Understanding oral health disparities and the link to overall health


As part of our ongoing discussion series, Under the Same Sky, Abner Mason, founder and CEO of SameSky Health, met with Myechia Minter-Jordan (MD, MBA), president and CEO, and Kaz Rafia (DDS, MBA, MPH), chief health equity officer of CareQuest Institute for Oral Health. This conversation focused on the connection between oral health, behavioral health, and overall health, and the impact of oral health disparities. As a physician and dentist respectively, Dr. Minter-Jordan and Dr. Rafia brought their unique perspectives and understanding of this complex subject, and discussed how health equity plays a part. View the recording.

The mission of the CareQuest Institute for Oral Health is to improve oral health for all by creating a system that is accessible, integrated, and equitable. Dr. Minter-Jordan stated that we need to be pushing forward the notion that oral health is healthcare for patients and families to get the outcomes that they deserve.

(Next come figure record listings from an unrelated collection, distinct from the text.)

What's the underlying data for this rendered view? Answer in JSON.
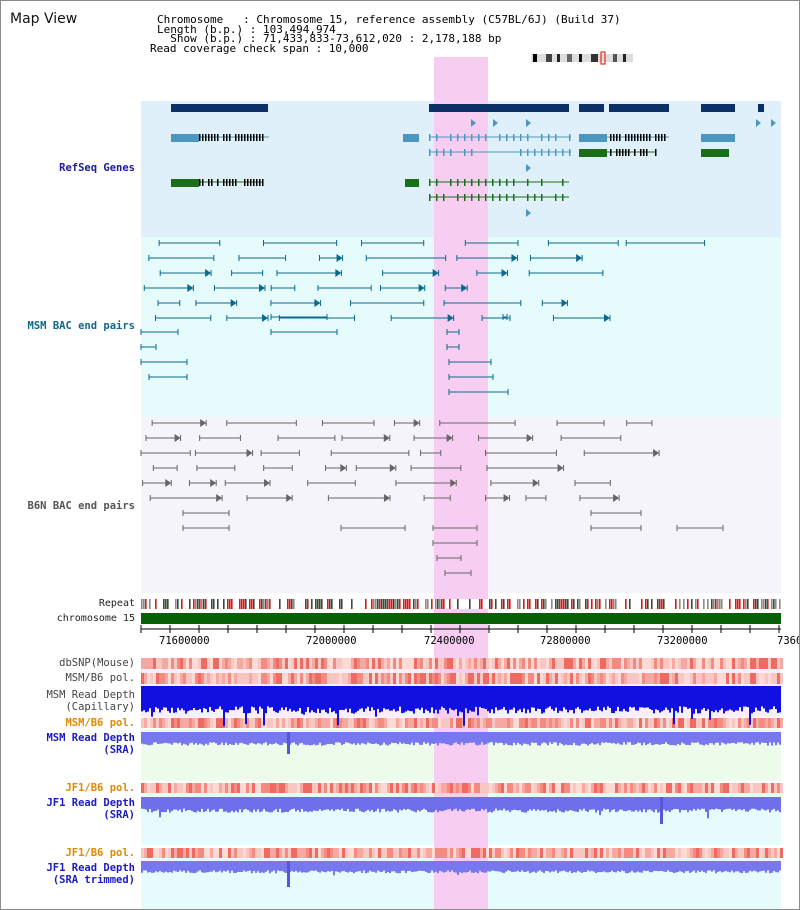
{
  "title": "Map View",
  "header": {
    "chromosome_line": "Chromosome   : Chromosome 15, reference assembly (C57BL/6J) (Build 37)",
    "length_line": "Length (b.p.) : 103,494,974",
    "show_line": "  Show (b.p.) : 71,433,833-73,612,020 : 2,178,188 bp",
    "coverage_line": "Read coverage check span : 10,000"
  },
  "tracks": {
    "refseq": "RefSeq Genes",
    "msm_bac": "MSM BAC end pairs",
    "b6n_bac": "B6N BAC end pairs",
    "repeat": "Repeat",
    "chromosome": "chromosome 15",
    "dbsnp": "dbSNP(Mouse)",
    "msm_b6_pol": "MSM/B6 pol.",
    "msm_read_depth_cap_1": "MSM Read Depth",
    "msm_read_depth_cap_2": "(Capillary)",
    "msm_b6_pol_2": "MSM/B6 pol.",
    "msm_read_depth_sra_1": "MSM Read Depth",
    "msm_read_depth_sra_2": "(SRA)",
    "jf1_b6_pol": "JF1/B6 pol.",
    "jf1_read_depth_sra_1": "JF1 Read Depth",
    "jf1_read_depth_sra_2": "(SRA)",
    "jf1_b6_pol_2": "JF1/B6 pol.",
    "jf1_read_depth_trim_1": "JF1 Read Depth",
    "jf1_read_depth_trim_2": "(SRA trimmed)"
  },
  "axis": {
    "ticks": [
      "71600000",
      "72000000",
      "72400000",
      "72800000",
      "73200000",
      "7360"
    ]
  },
  "colors": {
    "refseq_label": "#1b1b9e",
    "msm_label": "#0b6a8c",
    "b6n_label": "#555555",
    "pol_label": "#e08a00",
    "depth_label": "#1b1bbf",
    "highlight": "#f5c6f0"
  }
}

[Oral health] is a really important part of healthcare that doesn’t get enough attention. We need to do a better job of highlighting the importance of oral health…It’s often a missed opportunity to improve health more generally.”
— Abner Mason

But why is oral health so important to overall health? Dr. Minter-Jordan explained that we know there is a correlation between diabetes and oral health, cardiovascular disease is related to poor oral health, and periodontal treatment during pregnancy is linked to a lower risk of perinatal mortality, preterm birth, and low birthweight babies. In fact, 60-75% of pregnant people experience oral health issues that raise the likelihood of poor birth outcomes and major complications. According to CareQuest, poor oral health increases the risk of diabetes, high blood pressure, obesity, dementia, mental health, and adverse birth outcomes. When you think about how that plays out in society, like people having to miss school and work because of poor oral health, and then layer on additional inequities, you begin to see how oral health leads to societal impacts and also economic impacts.

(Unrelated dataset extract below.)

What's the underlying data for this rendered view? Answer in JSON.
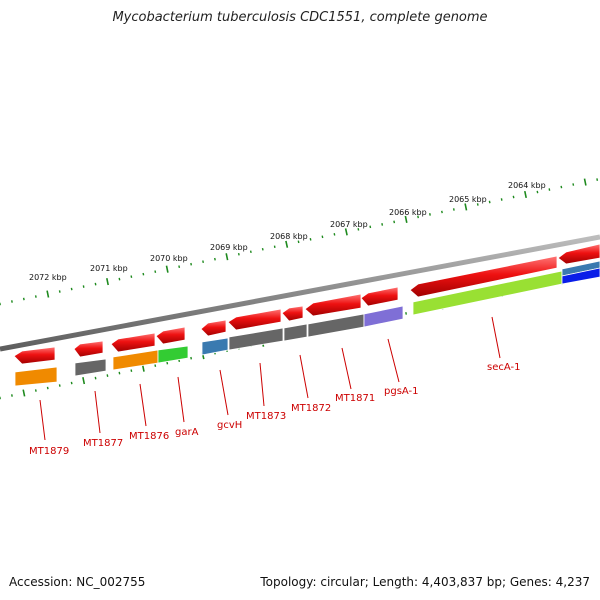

The idea of oral health being siloed is just the manifestation of the system that’s been built. The moral case [to bring oral health into the overall healthcare conversation] is there but there is also a business case that will help us address these inequities that we are finding through research and experience.”
— Dr. Myechia Minter-Jordan

CareQuest is on a mission to undo over a century of siloing between the medical and dental worlds. Dr. Rafia explained that oral health is inseparable from the rest of the body, but the current system isn’t working for everyone. Their research shows that providers want more medical-dental integration, but they just don’t have the tools or support needed to implement it.  Only one-third of oral health providers currently screen patients for diabetes. More than half of providers would be willing if they had better tools such as technical assistance, referral pathways, and data to identify those at risk for diabetes.

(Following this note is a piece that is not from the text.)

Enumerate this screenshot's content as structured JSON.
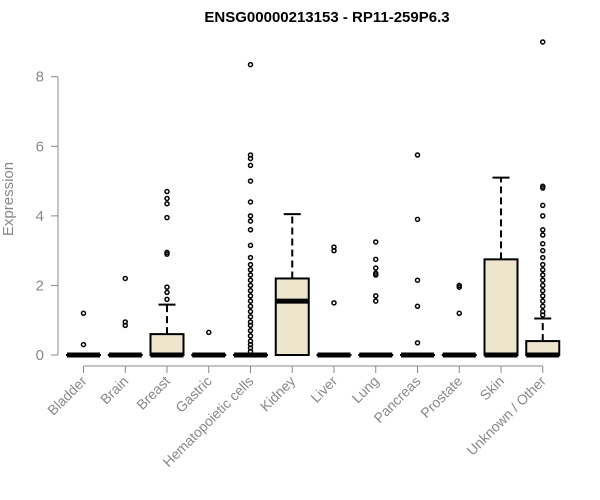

These gaps in care, lack of medical-dental integration, and minimal oral health literacy among communities have real cost implications. According to CareQuest, the United States loses almost $50 billion every year in productivity due to dental conditions, and the cost of emergency departments seeing non-traumatic dental cases is $3.5 billion annually. If we start to prioritize oral health as a natural and important part of overall health, and really invest in advancing healthcare systems that are patient-centered and integrated, we could all reap the benefits as a society. The economic imperative for advancing health equity and medical-dental integration exists. 

Unfortunately, the lack of standardized, desegregated data collection methodology has impeded us as a system to uncover all the existing gaps, and it’s allowed for inadequate allocation of resources. Dr. Rafia stated that there needs to be more ways to advance race, ethnicity and language, disability, veteran status, sexual orientation, and gender identity demographic data collection that’s culturally responsive and informed by insights and input from the very communities we hope to lift up. 

Systemic change is very complicated, but CareQuest is working to advocate and support policies that expand access, promote medical-dental integration, and are equitable. Dr. Myechia Minter-Jordan mentioned that when we think of oral health providers as being part of the healthcare professions, it opens up so many different avenues that oral health has the ability to impact, and this is how we can help advance health equity for all.